Siwersk is one of many places in Ukraine where life has become hell for residents. "We haven't had electricity or gas for three months," complains one resident. She has been living in her basement for a long time and can hardly stand this life anymore.
Lyudmila sits on a small ledge in the basement of a five-story apartment building in Siwersk and pits cherries with a pen refill. The basement has been her home for three months now and she can hardly endure this life anymore. In March, Seversk came under heavy shelling from Russian troops, then they were pushed back by Ukrainian forces. Since the Russian advance on Lysychansk, their home town has once again been in the line of fire.
"Three months ago the bombings came from here, now they're coming more from this direction," says the 66-year-old, pointing to a small street alongside the building.

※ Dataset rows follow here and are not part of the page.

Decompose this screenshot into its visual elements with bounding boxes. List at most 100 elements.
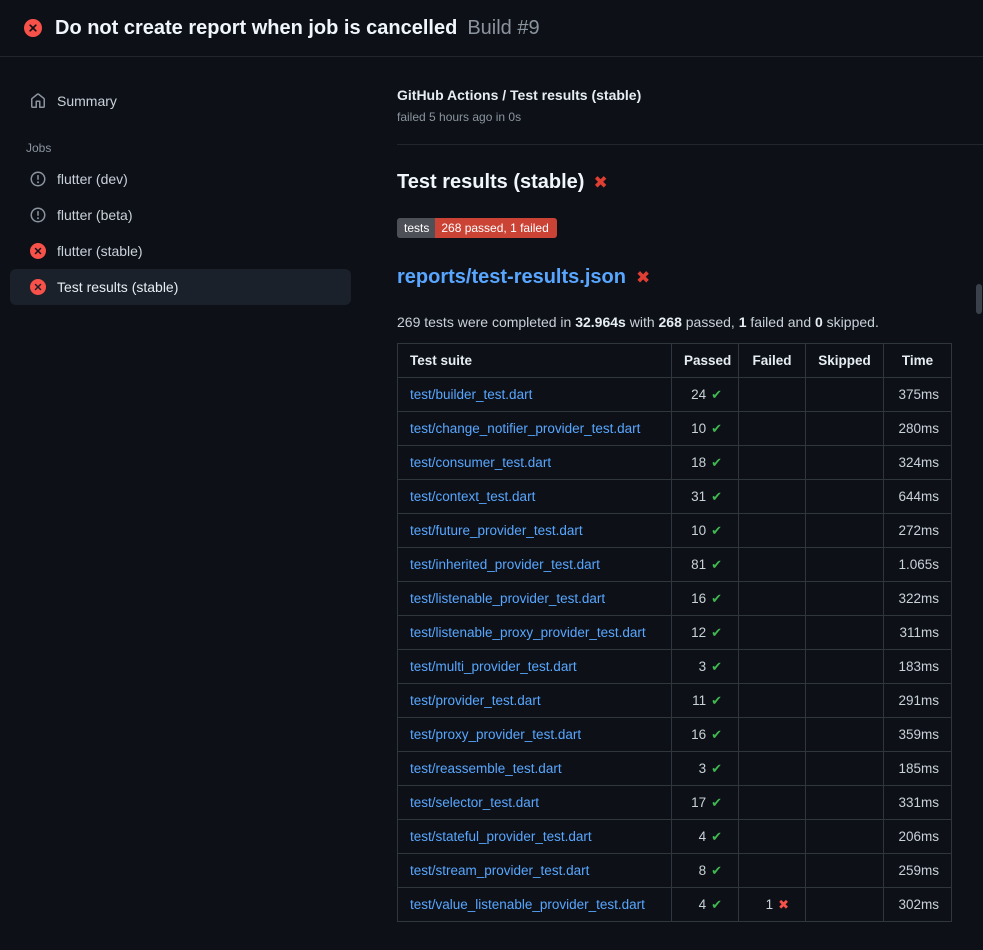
scrollbar-thumb[interactable] bbox=[976, 284, 982, 314]
failed-cell bbox=[739, 378, 806, 412]
passed-count: 31 bbox=[691, 489, 706, 504]
skipped-cell bbox=[806, 786, 884, 820]
passed-cell: 18 ✔ bbox=[672, 446, 739, 480]
skipped-cell bbox=[806, 650, 884, 684]
time-cell: 291ms bbox=[884, 684, 952, 718]
failed-cell bbox=[739, 480, 806, 514]
job-label: flutter (beta) bbox=[57, 207, 132, 223]
skipped-cell bbox=[806, 820, 884, 854]
suite-cell: test/provider_test.dart bbox=[398, 684, 672, 718]
table-row: test/selector_test.dart17✔331ms bbox=[398, 786, 952, 820]
time-cell: 272ms bbox=[884, 514, 952, 548]
sidebar-item-flutter-stable[interactable]: flutter (stable) bbox=[10, 233, 351, 269]
table-row: test/consumer_test.dart 18 ✔ 324ms bbox=[398, 446, 952, 480]
check-icon: ✔ bbox=[711, 863, 722, 878]
passed-count: 4 bbox=[699, 897, 707, 912]
suite-cell: test/inherited_provider_test.dart bbox=[398, 548, 672, 582]
skipped-cell bbox=[806, 446, 884, 480]
suite-cell: test/value_listenable_provider_test.dart bbox=[398, 888, 672, 922]
time-cell: 259ms bbox=[884, 854, 952, 888]
failed-cell bbox=[739, 548, 806, 582]
suite-cell: test/consumer_test.dart bbox=[398, 446, 672, 480]
passed-count: 16 bbox=[691, 591, 706, 606]
test-suite-link[interactable]: test/stream_provider_test.dart bbox=[410, 863, 589, 878]
sidebar-item-flutter-beta[interactable]: flutter (beta) bbox=[10, 197, 351, 233]
skipped-cell bbox=[806, 514, 884, 548]
test-suite-link[interactable]: test/listenable_proxy_provider_test.dart bbox=[410, 625, 646, 640]
check-icon: ✔ bbox=[711, 727, 722, 742]
time-cell: 311ms bbox=[884, 616, 952, 650]
time-cell: 1.065s bbox=[884, 548, 952, 582]
failed-cell: 1✖ bbox=[739, 888, 806, 922]
badge-label: tests bbox=[397, 218, 435, 238]
report-file-link[interactable]: reports/test-results.json bbox=[397, 266, 626, 289]
column-header-passed: Passed bbox=[672, 344, 739, 378]
check-icon: ✔ bbox=[711, 455, 722, 470]
table-row: test/listenable_proxy_provider_test.dart… bbox=[398, 616, 952, 650]
x-circle-icon bbox=[24, 19, 42, 37]
x-circle-icon bbox=[30, 279, 46, 295]
suite-cell: test/stream_provider_test.dart bbox=[398, 854, 672, 888]
passed-count: 12 bbox=[691, 625, 706, 640]
test-suite-link[interactable]: test/selector_test.dart bbox=[410, 795, 539, 810]
failed-count: 1 bbox=[766, 897, 774, 912]
breadcrumb[interactable]: GitHub Actions / Test results (stable) bbox=[397, 87, 951, 103]
time-cell: 206ms bbox=[884, 820, 952, 854]
test-suite-link[interactable]: test/context_test.dart bbox=[410, 489, 535, 504]
suite-cell: test/selector_test.dart bbox=[398, 786, 672, 820]
test-suite-link[interactable]: test/consumer_test.dart bbox=[410, 455, 551, 470]
table-row: test/value_listenable_provider_test.dart… bbox=[398, 888, 952, 922]
test-suite-link[interactable]: test/inherited_provider_test.dart bbox=[410, 557, 600, 572]
time-cell: 302ms bbox=[884, 888, 952, 922]
suite-cell: test/context_test.dart bbox=[398, 480, 672, 514]
passed-cell: 3✔ bbox=[672, 752, 739, 786]
sidebar-item-summary[interactable]: Summary bbox=[10, 83, 351, 119]
passed-count: 3 bbox=[699, 761, 707, 776]
table-row: test/context_test.dart31✔644ms bbox=[398, 480, 952, 514]
test-suite-link[interactable]: test/future_provider_test.dart bbox=[410, 523, 583, 538]
time-cell: 331ms bbox=[884, 786, 952, 820]
passed-cell: 3✔ bbox=[672, 650, 739, 684]
test-suite-link[interactable]: test/provider_test.dart bbox=[410, 693, 541, 708]
passed-cell: 10✔ bbox=[672, 514, 739, 548]
jobs-section-label: Jobs bbox=[26, 141, 351, 155]
test-suite-link[interactable]: test/proxy_provider_test.dart bbox=[410, 727, 581, 742]
suite-cell: test/listenable_provider_test.dart bbox=[398, 582, 672, 616]
neutral-status-icon bbox=[30, 207, 46, 223]
test-suite-link[interactable]: test/listenable_provider_test.dart bbox=[410, 591, 605, 606]
test-suite-link[interactable]: test/reassemble_test.dart bbox=[410, 761, 562, 776]
passed-cell: 10✔ bbox=[672, 412, 739, 446]
check-icon: ✔ bbox=[711, 659, 722, 674]
column-header-skipped: Skipped bbox=[806, 344, 884, 378]
skipped-cell bbox=[806, 582, 884, 616]
time-cell: 324ms bbox=[884, 446, 952, 480]
passed-count: 10 bbox=[691, 523, 706, 538]
check-icon: ✔ bbox=[711, 795, 722, 810]
sidebar-item-flutter-dev[interactable]: flutter (dev) bbox=[10, 161, 351, 197]
test-suite-link[interactable]: test/change_notifier_provider_test.dart bbox=[410, 421, 640, 436]
passed-cell: 11✔ bbox=[672, 684, 739, 718]
table-row: test/listenable_provider_test.dart16✔322… bbox=[398, 582, 952, 616]
check-icon: ✔ bbox=[711, 761, 722, 776]
test-suite-link[interactable]: test/stateful_provider_test.dart bbox=[410, 829, 592, 844]
test-suite-link[interactable]: test/multi_provider_test.dart bbox=[410, 659, 577, 674]
skipped-cell bbox=[806, 412, 884, 446]
neutral-status-icon bbox=[30, 171, 46, 187]
passed-cell: 81✔ bbox=[672, 548, 739, 582]
check-icon: ✔ bbox=[711, 897, 722, 912]
failed-cell bbox=[739, 616, 806, 650]
time-cell: 375ms bbox=[884, 378, 952, 412]
test-suite-link[interactable]: test/value_listenable_provider_test.dart bbox=[410, 897, 645, 912]
jobs-list: flutter (dev) flutter (beta) flutter (stab… bbox=[10, 161, 351, 305]
passed-count: 18 bbox=[691, 455, 706, 470]
sidebar-item-test-results-stable[interactable]: Test results (stable) bbox=[10, 269, 351, 305]
suite-cell: test/builder_test.dart bbox=[398, 378, 672, 412]
check-section-title: Test results (stable) bbox=[397, 171, 584, 194]
passed-cell: 12✔ bbox=[672, 616, 739, 650]
failed-cell bbox=[739, 752, 806, 786]
test-suite-link[interactable]: test/builder_test.dart bbox=[410, 387, 532, 402]
suite-cell: test/stateful_provider_test.dart bbox=[398, 820, 672, 854]
table-row: test/builder_test.dart24✔375ms bbox=[398, 378, 952, 412]
skipped-cell bbox=[806, 718, 884, 752]
passed-count: 8 bbox=[699, 863, 707, 878]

It leads to Lyssychansk, 20 kilometers away, the last major city in the eastern Ukrainian region of Luhansk that is not yet under Russian control. The muffled bang of grenades can be heard constantly from there, white smoke hangs over the city on the horizon.
"There's bombing day and night," screams a woman who doesn't want to be named. With a handcart, on which two empty water canisters stand, she pulls on to the nearby well.
"We haven't had electricity or gas for three months," Lyudmila complains. As if to demonstrate, two women prepare potato pancakes in a pan that stands on two bricks and is heated by a wood fire. One of them uses a flashlight to show her "room": a basement room with two mattresses in the corner. At night they are laid out on the ground.
In the adjacent room, which is also gloomy, a 90-year-old leans on her walking frame. She urgently needs medication, but her family cannot find her anywhere. The last pharmacy in town has been closed for weeks, as have all other shops. According to one man, toilet paper is not available locally. It is far too far to walk to the nearest shop.
Lyudmila's home has been without windows since a Russian missile attack in March that completely destroyed the adjacent fire station. And yet her neighbor Vyacheslav Kompaniets continues to live in his apartment on the first floor. At the end of May, however, he too had to go to the basement after suffering a stroke. This was the only place he could be treated, while Lysychansk was under constant Russian fire.
Now the 61-year-old is back in his draughty apartment. During the summer he wants to defy the danger there, but when autumn comes, the only way to do that is with sealed windows. Kompaniez doesn't know how to do that.
Already he and his neighbors live from day to day without knowing what the next day will bring. And they hope that by the autumn the Russian war of aggression will be over.